Un bâtiment intégré dans un jardin naturel
Conscient de l’impact potentiel du bâtiment dans ce paysage de lisière, le projet refuse une implantation brutale sur un sol dégagé. Le centre de secours est conçu comme adossé au massif forestier, précédé de plans successifs composés du parking, des façades bâties et de la ceinture boisée en arrière-plan. Depuis l’avenue du Docteur Jean Mac, cette stratification paysagère crée une médiation visuelle entre l’usager et l’échelle de l’équipement, renforçant son intégration.
Une démarche environnementale affirmée
Le projet accorde une attention particulière à la préservation des milieux naturels existants, notamment à la protection de l’Helianthemum recensé sur le site. La gestion des eaux pluviales constitue un élément structurant du projet paysager : les eaux sont stockées ou infiltrées directement sur la parcelle grâce à des noues paysagères, des bassins d’infiltration et des toitures végétalisées.
Le parking, en evergreen, est intégré à un dispositif de récupération et de traitement des eaux de ruissellement permettant de filtrer les résidus d’hydrocarbures. Les eaux récupérées sur les toitures sont réutilisées pour l’arrosage des espaces verts et le lavage des véhicules.

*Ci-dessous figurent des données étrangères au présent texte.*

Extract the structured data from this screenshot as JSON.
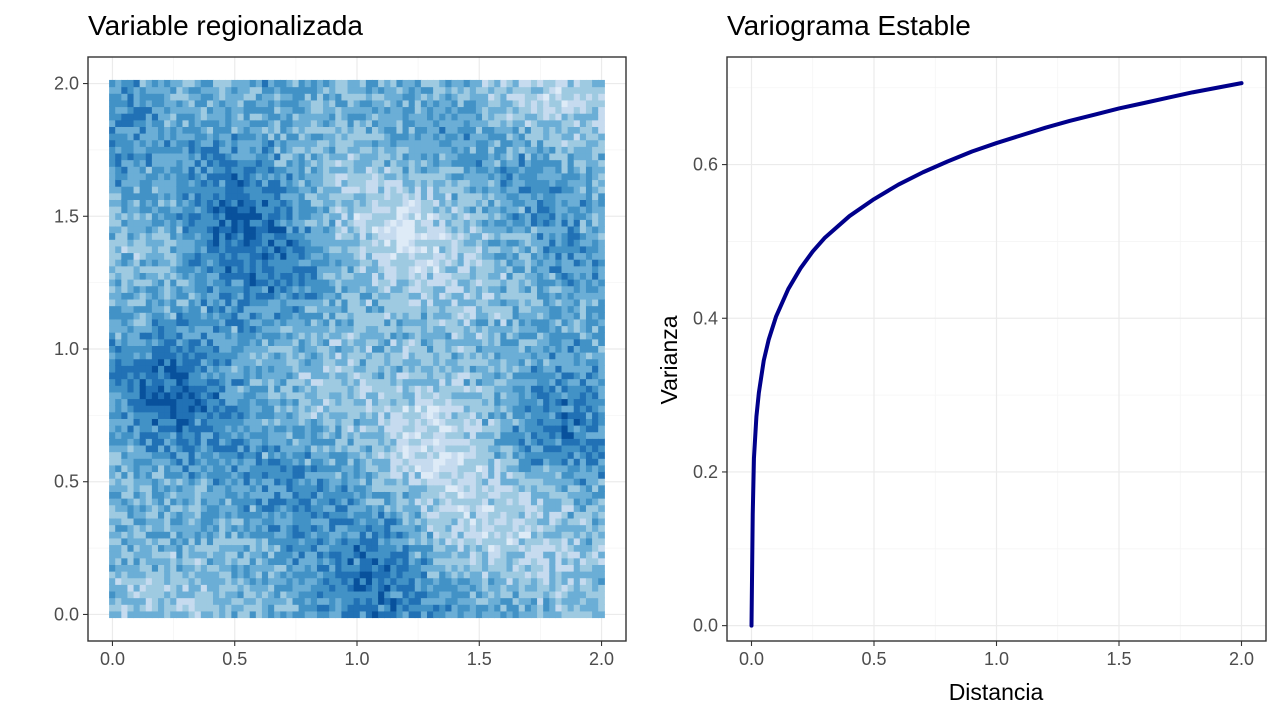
{
  "colors": {
    "background": "#ffffff",
    "panel_border": "#333333",
    "grid_major": "#ebebeb",
    "grid_minor": "#f5f5f5",
    "tick_text": "#4d4d4d",
    "curve": "#00008b",
    "field_palette": [
      "#08519c",
      "#2171b5",
      "#4292c6",
      "#6baed6",
      "#9ecae1",
      "#c6dbef",
      "#deebf7"
    ]
  },
  "chart_data": [
    {
      "type": "heatmap",
      "title": "Variable regionalizada",
      "xlabel": "",
      "ylabel": "",
      "xlim": [
        -0.1,
        2.1
      ],
      "ylim": [
        -0.1,
        2.1
      ],
      "x_ticks": [
        0.0,
        0.5,
        1.0,
        1.5,
        2.0
      ],
      "y_ticks": [
        0.0,
        0.5,
        1.0,
        1.5,
        2.0
      ],
      "x_tick_labels": [
        "0.0",
        "0.5",
        "1.0",
        "1.5",
        "2.0"
      ],
      "y_tick_labels": [
        "0.0",
        "0.5",
        "1.0",
        "1.5",
        "2.0"
      ],
      "grid": true,
      "legend": "none",
      "field_extent": {
        "x": [
          0,
          2
        ],
        "y": [
          0,
          2
        ]
      },
      "grid_resolution": 0.025,
      "smooth_features": [
        {
          "x": 1.85,
          "y": 1.95,
          "amp": -1.2
        },
        {
          "x": 1.2,
          "y": 1.45,
          "amp": -1.2
        },
        {
          "x": 1.3,
          "y": 0.7,
          "amp": -0.9
        },
        {
          "x": 1.6,
          "y": 0.3,
          "amp": -1.0
        },
        {
          "x": 0.2,
          "y": 0.05,
          "amp": -0.8
        },
        {
          "x": 1.0,
          "y": 1.05,
          "amp": -0.5
        },
        {
          "x": 0.2,
          "y": 0.85,
          "amp": 1.1
        },
        {
          "x": 0.55,
          "y": 1.5,
          "amp": 1.0
        },
        {
          "x": 1.1,
          "y": 0.05,
          "amp": 1.1
        },
        {
          "x": 1.7,
          "y": 1.75,
          "amp": 0.8
        },
        {
          "x": 1.95,
          "y": 0.75,
          "amp": 0.9
        },
        {
          "x": 0.7,
          "y": 1.2,
          "amp": 0.6
        },
        {
          "x": 0.15,
          "y": 1.9,
          "amp": 0.6
        },
        {
          "x": 0.65,
          "y": 0.4,
          "amp": 0.6
        }
      ]
    },
    {
      "type": "line",
      "title": "Variograma Estable",
      "xlabel": "Distancia",
      "ylabel": "Varianza",
      "xlim": [
        -0.1,
        2.1
      ],
      "ylim": [
        -0.02,
        0.74
      ],
      "x_ticks": [
        0.0,
        0.5,
        1.0,
        1.5,
        2.0
      ],
      "y_ticks": [
        0.0,
        0.2,
        0.4,
        0.6
      ],
      "x_tick_labels": [
        "0.0",
        "0.5",
        "1.0",
        "1.5",
        "2.0"
      ],
      "y_tick_labels": [
        "0.0",
        "0.2",
        "0.4",
        "0.6"
      ],
      "grid": true,
      "legend": "none",
      "series": [
        {
          "color": "#00008b",
          "x": [
            0,
            0.005,
            0.01,
            0.02,
            0.03,
            0.05,
            0.07,
            0.1,
            0.15,
            0.2,
            0.25,
            0.3,
            0.4,
            0.5,
            0.6,
            0.7,
            0.8,
            0.9,
            1.0,
            1.1,
            1.2,
            1.3,
            1.4,
            1.5,
            1.6,
            1.7,
            1.8,
            1.9,
            2.0
          ],
          "y": [
            0,
            0.145,
            0.218,
            0.272,
            0.303,
            0.345,
            0.372,
            0.402,
            0.438,
            0.465,
            0.487,
            0.505,
            0.533,
            0.555,
            0.574,
            0.59,
            0.604,
            0.617,
            0.628,
            0.638,
            0.648,
            0.657,
            0.665,
            0.673,
            0.68,
            0.687,
            0.694,
            0.7,
            0.706
          ]
        }
      ]
    }
  ]
}
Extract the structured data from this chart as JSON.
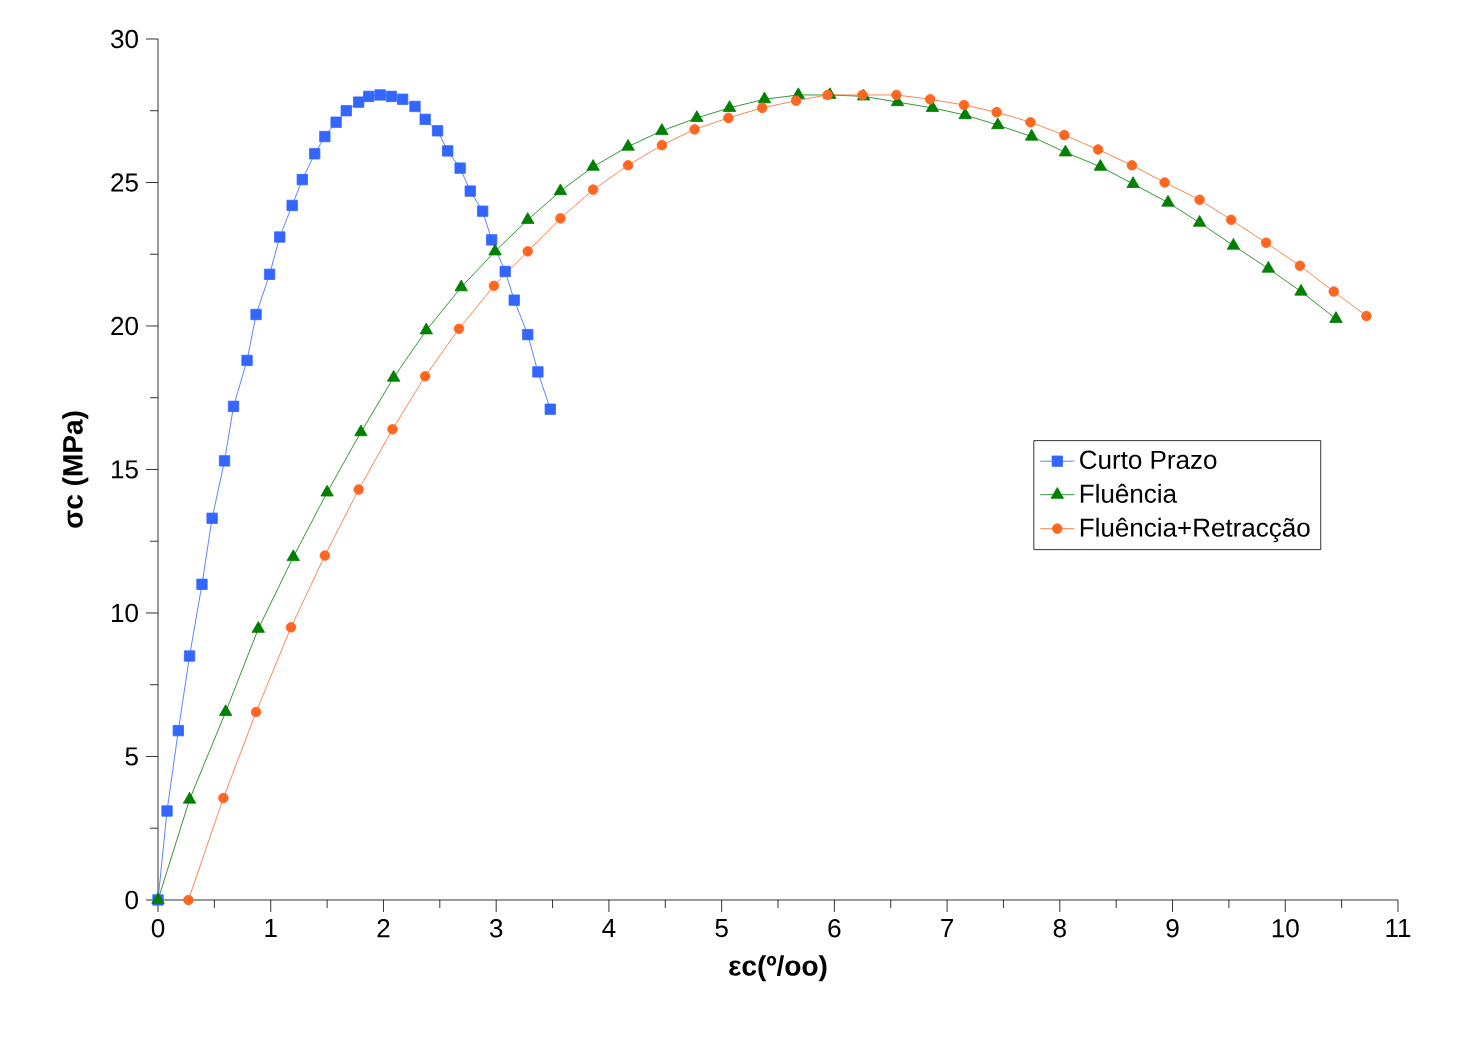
{
  "chart_data": {
    "type": "line",
    "xlabel": "εc(º/oo)",
    "ylabel": "σc (MPa)",
    "xlim": [
      0,
      11
    ],
    "ylim": [
      0,
      30
    ],
    "xticks": [
      0,
      1,
      2,
      3,
      4,
      5,
      6,
      7,
      8,
      9,
      10,
      11
    ],
    "yticks": [
      0,
      5,
      10,
      15,
      20,
      25,
      30
    ],
    "grid": false,
    "legend": "right",
    "series": [
      {
        "name": "Curto Prazo",
        "color": "#3366ff",
        "marker": "square",
        "x": [
          0,
          0.08,
          0.18,
          0.28,
          0.39,
          0.48,
          0.59,
          0.67,
          0.79,
          0.87,
          0.99,
          1.08,
          1.19,
          1.28,
          1.39,
          1.48,
          1.58,
          1.67,
          1.78,
          1.87,
          1.97,
          2.07,
          2.17,
          2.28,
          2.37,
          2.48,
          2.57,
          2.68,
          2.77,
          2.88,
          2.96,
          3.08,
          3.16,
          3.28,
          3.37,
          3.48
        ],
        "values": [
          0,
          3.1,
          5.9,
          8.5,
          11.0,
          13.3,
          15.3,
          17.2,
          18.8,
          20.4,
          21.8,
          23.1,
          24.2,
          25.1,
          26.0,
          26.6,
          27.1,
          27.5,
          27.8,
          28.0,
          28.05,
          28.0,
          27.9,
          27.65,
          27.2,
          26.8,
          26.1,
          25.5,
          24.7,
          24.0,
          23.0,
          21.9,
          20.9,
          19.7,
          18.4,
          17.1
        ]
      },
      {
        "name": "Fluência",
        "color": "#007f00",
        "marker": "triangle",
        "x": [
          0,
          0.28,
          0.6,
          0.89,
          1.2,
          1.5,
          1.8,
          2.09,
          2.38,
          2.69,
          2.99,
          3.28,
          3.57,
          3.86,
          4.17,
          4.47,
          4.78,
          5.07,
          5.38,
          5.68,
          5.96,
          6.26,
          6.56,
          6.87,
          7.16,
          7.45,
          7.75,
          8.05,
          8.36,
          8.65,
          8.96,
          9.24,
          9.54,
          9.85,
          10.14,
          10.45
        ],
        "values": [
          0,
          3.5,
          6.55,
          9.45,
          11.95,
          14.2,
          16.3,
          18.2,
          19.85,
          21.35,
          22.6,
          23.7,
          24.7,
          25.55,
          26.25,
          26.8,
          27.25,
          27.6,
          27.9,
          28.05,
          28.05,
          28.0,
          27.8,
          27.6,
          27.35,
          27.0,
          26.6,
          26.05,
          25.55,
          24.95,
          24.3,
          23.6,
          22.8,
          22.0,
          21.2,
          20.25
        ]
      },
      {
        "name": "Fluência+Retracção",
        "color": "#ff6622",
        "marker": "circle",
        "x": [
          0.27,
          0.58,
          0.87,
          1.18,
          1.48,
          1.78,
          2.08,
          2.37,
          2.67,
          2.98,
          3.28,
          3.57,
          3.86,
          4.17,
          4.47,
          4.76,
          5.06,
          5.36,
          5.66,
          5.94,
          6.25,
          6.55,
          6.85,
          7.15,
          7.44,
          7.74,
          8.04,
          8.34,
          8.64,
          8.93,
          9.24,
          9.52,
          9.83,
          10.13,
          10.43,
          10.72
        ],
        "values": [
          0,
          3.55,
          6.55,
          9.5,
          12.0,
          14.3,
          16.4,
          18.25,
          19.9,
          21.4,
          22.6,
          23.75,
          24.75,
          25.6,
          26.3,
          26.85,
          27.25,
          27.6,
          27.85,
          28.05,
          28.05,
          28.05,
          27.9,
          27.7,
          27.45,
          27.1,
          26.65,
          26.15,
          25.6,
          25.0,
          24.4,
          23.7,
          22.9,
          22.1,
          21.2,
          20.35
        ]
      }
    ]
  }
}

La gestion différenciée des espaces paysagers privilégie des plantations adaptées au climat local, limitant les besoins en arrosage et en entretien, afin d’assurer la pérennité du projet et la maîtrise des coûts à long terme.
Le jardin filtrant, espace de transition
Situé au cœur du dispositif de gestion des eaux, le jardin filtrant constitue un espace d’articulation entre le bâtiment et le paysage. Véritable couloir végétal, il accompagne l’usager depuis le parking vers le bois habité en arrière-plan. Le végétal y joue un rôle de filtre visuel, de régulateur microclimatique et de support à l’appropriation des lieux, favorisant les échanges et la convivialité.
Le bois habité, toile de fond du projet
En fond de parcelle, le projet conserve une bande boisée conforme aux prescriptions environnementales, renforcée par des plantations ponctuelles évoquant les équilibres naturels de l’écosystème forestier. Cette trame verte ceinture le centre de secours et crée une continuité paysagère avec le bois de Changé. Les sols sont traités en gazon fleuri ras, garantissant une ambiance naturelle, une richesse floristique et un entretien extensif, sans arrosage et avec peu de tontes.